Río fue el primero en saltar por la ventana rota. Cayó rodando sobre el asfalto mojado, apenas recuperando el equilibrio. Maggie y Milo lo siguieron, aterrizando en la calle desierta. El aire estaba tan frío que quemaba los pulmones, y la neblina espesa devoraba cualquier forma a más de cinco metros.
A lo lejos, un grito inhumano resonó entre los edificios, rebotando de pared en pared hasta perder su origen.
—Por ahí —Milo señaló a un callejón estrecho, sus manos ya emitiendo cristales de hielo.
Corrieron, el sonido de sus pasos chocando contra los charcos y el metal oxidado. A cada esquina, pensaban verlo: una sombra que se movía demasiado rápido, un destello blanco en la oscuridad… pero cuando llegaban, solo encontraban silencio.
En un momento, Maggie detuvo en seco a Río, alzando el puño.
—Escucha.
Un susurro atravesó la neblina. No era una voz humana.
—Ella vendrá por todos… y cuando lo haga… los vivos no tendrán a dónde correr.

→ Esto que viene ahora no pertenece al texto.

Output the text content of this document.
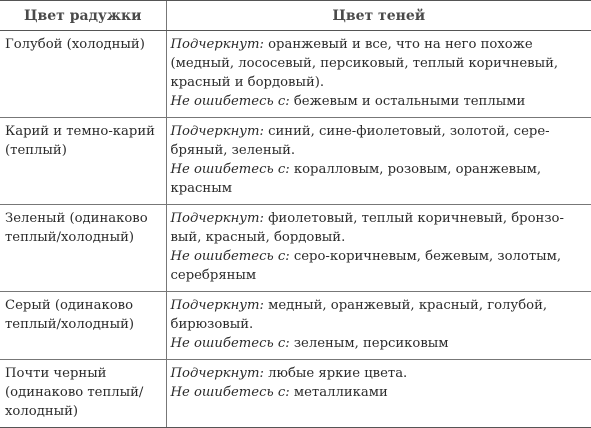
Цвет радужки	Цвет теней

Голубой (холодный)	Подчеркнут: оранжевый и все, что на него похоже
(медный, лососевый, персиковый, теплый коричневый,
красный и бордовый).
Не ошибетесь с: бежевым и остальными теплыми

Карий и темно-карий
(теплый)	Подчеркнут: синий, сине-фиолетовый, золотой, сере-
бряный, зеленый.
Не ошибетесь с: коралловым, розовым, оранжевым,
красным

Зеленый (одинаково
теплый/холодный)	Подчеркнут: фиолетовый, теплый коричневый, бронзо-
вый, красный, бордовый.
Не ошибетесь с: серо-коричневым, бежевым, золотым,
серебряным

Серый (одинаково
теплый/холодный)	Подчеркнут: медный, оранжевый, красный, голубой,
бирюзовый.
Не ошибетесь с: зеленым, персиковым

Почти черный
(одинаково теплый/
холодный)	Подчеркнут: любые яркие цвета.
Не ошибетесь с: металликами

La frase se disolvió como humo en el aire, y luego, nada.
Siguieron el rastro de sangre hasta un puente viejo. Allí, las huellas se interrumpían en seco, como si Jeremiah hubiera dejado de existir a mitad del camino. No había caído al agua; simplemente… se había desvanecido.
Milo maldijo en voz baja.
—Mierda se esfumó.
Río miró la neblina, con los puños apretados.
—No vamos a perderlo otra vez.
Pero en el fondo, los tres sabían que lo habían hecho.
Un trueno resonó a lo lejos, aunque el cielo estaba despejado, y la noche de Westheart volvió a tragarse el mundo.